東京都内における孤独死者数の推移 | ||||||
---|---|---|---|---|---|---|
平成15年 | 平成20年 | 平成23年 | 平成24年 | 平成25年 | 平成26年 | 平成27年 |
1451人 | 2211人 | 2618人 | 2733人 | 2878人 | 2891人 | 3127人 |
平成15年度の1451人に対して、その人数は2倍以上にも膨れあがっているのです。孤独死者数が3000人を超えたのも平成27年度が初で、その人数は今後も増え続けるであろうと予測されています。
孤独死が増えている原因
他者と接する機会の減少
近所付き合いの減少
一人暮らしをしている高齢者のうち半数以上は日常生活での近所付き合いを避ける傾向にあります。
- 回覧板を回す
- 近所の公園を清掃する
- 町内会のイベントに参加する
のような付き合いが嫌で、都会のマンションへと引っ越す人もいるほどです。
そのため、何か病気や発作で体に異常が起きた場合であっても、周りに頼れる人はおらず、誰にも気付かれることなく最悪のケースに至る場合も少なくありません。
疎遠になる家族関係
かつては二世帯住宅に住む人が多く、親の面倒を子どもが見ることが基本であったため、あまり表沙汰にはなっていませんでしたが、核家族化が進み親と子どもが離れて暮らすようになったことで、孤独死の問題は世間に広く知れわたるようになります。
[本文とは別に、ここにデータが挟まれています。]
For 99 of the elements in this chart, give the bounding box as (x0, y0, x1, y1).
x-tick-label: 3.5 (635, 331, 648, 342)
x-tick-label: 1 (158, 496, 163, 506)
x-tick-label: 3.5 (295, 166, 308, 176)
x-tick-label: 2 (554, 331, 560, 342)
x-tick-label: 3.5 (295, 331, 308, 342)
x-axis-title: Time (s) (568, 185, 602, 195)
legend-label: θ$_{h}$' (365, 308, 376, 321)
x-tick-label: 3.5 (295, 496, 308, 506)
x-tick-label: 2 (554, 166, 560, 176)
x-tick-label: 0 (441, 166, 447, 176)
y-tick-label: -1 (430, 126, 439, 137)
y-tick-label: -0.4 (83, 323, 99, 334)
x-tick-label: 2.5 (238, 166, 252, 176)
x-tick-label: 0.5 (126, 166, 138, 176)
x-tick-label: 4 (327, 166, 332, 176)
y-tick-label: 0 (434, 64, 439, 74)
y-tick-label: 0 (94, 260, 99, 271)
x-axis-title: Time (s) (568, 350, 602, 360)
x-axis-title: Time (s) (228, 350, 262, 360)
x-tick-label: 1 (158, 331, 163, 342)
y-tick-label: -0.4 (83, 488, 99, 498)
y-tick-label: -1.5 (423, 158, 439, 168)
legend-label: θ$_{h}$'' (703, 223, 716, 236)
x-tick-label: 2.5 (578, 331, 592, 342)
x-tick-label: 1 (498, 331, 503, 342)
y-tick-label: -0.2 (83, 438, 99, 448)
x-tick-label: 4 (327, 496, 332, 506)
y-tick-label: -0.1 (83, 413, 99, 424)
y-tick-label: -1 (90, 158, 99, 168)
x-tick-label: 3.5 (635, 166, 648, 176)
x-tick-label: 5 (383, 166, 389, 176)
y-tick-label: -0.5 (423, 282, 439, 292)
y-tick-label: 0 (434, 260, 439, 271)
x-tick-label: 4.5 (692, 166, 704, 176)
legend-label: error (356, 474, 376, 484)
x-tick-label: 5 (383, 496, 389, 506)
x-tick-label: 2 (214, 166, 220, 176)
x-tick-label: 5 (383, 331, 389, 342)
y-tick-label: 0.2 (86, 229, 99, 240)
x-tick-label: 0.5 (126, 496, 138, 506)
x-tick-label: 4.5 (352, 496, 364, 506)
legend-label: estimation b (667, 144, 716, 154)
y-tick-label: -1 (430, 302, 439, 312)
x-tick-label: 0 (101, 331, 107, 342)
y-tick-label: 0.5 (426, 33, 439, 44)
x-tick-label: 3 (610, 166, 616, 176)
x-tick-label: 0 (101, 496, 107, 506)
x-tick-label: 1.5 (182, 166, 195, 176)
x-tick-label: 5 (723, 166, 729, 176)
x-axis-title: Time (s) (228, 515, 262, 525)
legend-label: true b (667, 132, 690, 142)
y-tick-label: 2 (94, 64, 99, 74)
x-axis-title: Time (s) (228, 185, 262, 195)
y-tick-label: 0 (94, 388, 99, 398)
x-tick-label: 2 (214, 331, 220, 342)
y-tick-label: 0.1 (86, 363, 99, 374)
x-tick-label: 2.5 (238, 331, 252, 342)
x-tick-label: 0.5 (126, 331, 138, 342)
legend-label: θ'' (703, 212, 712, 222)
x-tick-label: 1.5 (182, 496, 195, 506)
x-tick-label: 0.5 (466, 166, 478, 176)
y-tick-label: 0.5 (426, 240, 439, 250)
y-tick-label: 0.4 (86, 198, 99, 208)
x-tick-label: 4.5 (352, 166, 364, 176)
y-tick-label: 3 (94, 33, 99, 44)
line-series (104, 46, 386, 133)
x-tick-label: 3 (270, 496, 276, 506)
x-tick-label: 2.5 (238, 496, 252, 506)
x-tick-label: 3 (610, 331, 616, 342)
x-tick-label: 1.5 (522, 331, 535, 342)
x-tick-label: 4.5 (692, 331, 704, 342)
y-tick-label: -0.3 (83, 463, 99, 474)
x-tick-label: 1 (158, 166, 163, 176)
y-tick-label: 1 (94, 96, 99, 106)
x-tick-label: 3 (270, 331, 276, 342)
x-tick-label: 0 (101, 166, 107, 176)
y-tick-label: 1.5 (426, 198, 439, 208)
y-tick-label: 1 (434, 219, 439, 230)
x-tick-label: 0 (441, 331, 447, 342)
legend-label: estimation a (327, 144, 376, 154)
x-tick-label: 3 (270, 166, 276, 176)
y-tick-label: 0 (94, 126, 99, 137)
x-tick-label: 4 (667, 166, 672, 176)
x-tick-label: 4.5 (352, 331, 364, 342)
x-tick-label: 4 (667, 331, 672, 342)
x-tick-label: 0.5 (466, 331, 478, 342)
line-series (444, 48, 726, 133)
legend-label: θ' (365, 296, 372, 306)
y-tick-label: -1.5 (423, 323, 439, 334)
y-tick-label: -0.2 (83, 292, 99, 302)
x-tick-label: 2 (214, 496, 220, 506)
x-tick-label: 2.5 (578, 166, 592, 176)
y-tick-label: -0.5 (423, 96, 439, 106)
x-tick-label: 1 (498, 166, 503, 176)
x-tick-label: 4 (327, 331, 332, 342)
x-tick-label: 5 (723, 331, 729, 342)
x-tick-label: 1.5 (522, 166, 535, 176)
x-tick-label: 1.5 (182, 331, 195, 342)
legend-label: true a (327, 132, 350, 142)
一緒に暮らしていればちょっとした体調の変化から病気の前兆を感じ取れるかもしれませんが、年に何回か会う程度ではそれが老いなのか病気の兆候なのかを判断するのは難しいでしょう。
また、長時間一緒に過ごした家族と離ればなれに暮らすことも、精神面にも多大な影響を与えるでしょう。
このような理由から孤独死での死亡者数は増え、多くのメディアで取り上げられるようになったのです。
ソーシャルメディアの普及
スマートフォンが身近なものとなり、ツイッターやフェイスブックで見知らぬ人と会話をすることも増えた一方、日常生活内で誰とも話すことなく一日を追える人が3割近くいるというのも事実です。なかには一週間誰とも話さなかった、と言う人もいるほどです。
このような状況が、家族や近所との付き合いを減らして孤立してしまう原因となります。
パラサイトシングルの増加
独身のままいつまでも親と同居し、食事・選択など生活のほとんどを親に依存する「パラサイトシングル」の増加と高齢化も独居老人増加の要因となり、結果的に孤独死者数の増加へとつながる恐れがあります。
日本人の結婚に対する意識低下と「晩婚化」への影響
テレビや雑誌などさまざまな媒体で取り上げられるようになってきた孤独死。原因は分かっていても問題解決には至っていないのが現状です。
私たちも深刻なこの状況をしっかりと理解し、自身が孤独死の予備軍にならないよう人付き合いを大切にする、親には定期的に連絡する、など、今すぐにでもできることから行動していくことが重要となるでしょう。